METZ, 16 mars. - Une épidémie, dont la cause n’est pas encore exactement définie, sévit dans le petit village de Lafrimbolle, à l’entrée des Vosges lorraines, dans l’arrondissement de Sarrebourg. Sur une population de 350 habitants, on a enregistré, en quelques jours, 14 victimes.

Le préfet de la Moselle a chargé le directeur des services d’hygiène départementaux de se rendre sur place avec plusieurs praticiens, afin de rechercher les causes de cette épidémie. On a constaté un cas de méningite cérébro-spinale. L’école est fermée.

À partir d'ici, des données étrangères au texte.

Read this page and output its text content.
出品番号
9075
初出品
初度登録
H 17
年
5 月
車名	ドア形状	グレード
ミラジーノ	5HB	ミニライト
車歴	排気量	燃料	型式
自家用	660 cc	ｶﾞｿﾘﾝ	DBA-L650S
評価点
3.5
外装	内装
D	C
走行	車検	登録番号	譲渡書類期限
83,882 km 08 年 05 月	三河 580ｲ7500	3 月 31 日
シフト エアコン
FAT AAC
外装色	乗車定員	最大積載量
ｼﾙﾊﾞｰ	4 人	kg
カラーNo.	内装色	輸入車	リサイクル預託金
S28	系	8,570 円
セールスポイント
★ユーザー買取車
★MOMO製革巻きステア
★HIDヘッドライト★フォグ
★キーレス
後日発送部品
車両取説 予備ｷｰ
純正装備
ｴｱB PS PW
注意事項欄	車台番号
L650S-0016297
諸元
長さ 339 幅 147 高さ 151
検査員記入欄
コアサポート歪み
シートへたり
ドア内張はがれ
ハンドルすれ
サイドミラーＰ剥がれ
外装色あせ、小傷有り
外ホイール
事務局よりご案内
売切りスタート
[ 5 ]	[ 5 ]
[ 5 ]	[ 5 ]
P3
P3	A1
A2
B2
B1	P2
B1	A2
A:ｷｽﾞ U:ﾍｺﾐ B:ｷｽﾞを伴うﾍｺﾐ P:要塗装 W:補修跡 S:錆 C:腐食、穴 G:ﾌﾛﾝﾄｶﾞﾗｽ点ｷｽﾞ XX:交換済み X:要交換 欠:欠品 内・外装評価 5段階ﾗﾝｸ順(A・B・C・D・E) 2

Dans La France de Bordeaux et du Sud-Ouest :

C’EST LA GRIPPE

qui frappe la commune vosgienne de Lafrimbolle

Metz, 18 mars. - Nous avons signalé l’épidémie qui sévissait sur la commune de

Lafrimbolle. Quatorze de ses habitants sur une population de trois cent cinquante quatre habitants en furent victimes.

Le docteur Boulangie, directeur du service départemental d’hygiène, et le docteur Koestel se sont rendus à Lafrimbolle, accompagnés du docteur Meyer, médecin d’arrondissement de

Sarrebourg, pour y procéder à l’enquête prescrite par M. Geny, préfet de la Moselle. D’ores et déjà, ils ont conclu à une épidémie de grippe infectieuse accompagnée de pneumonie telle qu’elle a régné, peut-être avec moins d’intensité, dans d’autres régions du département.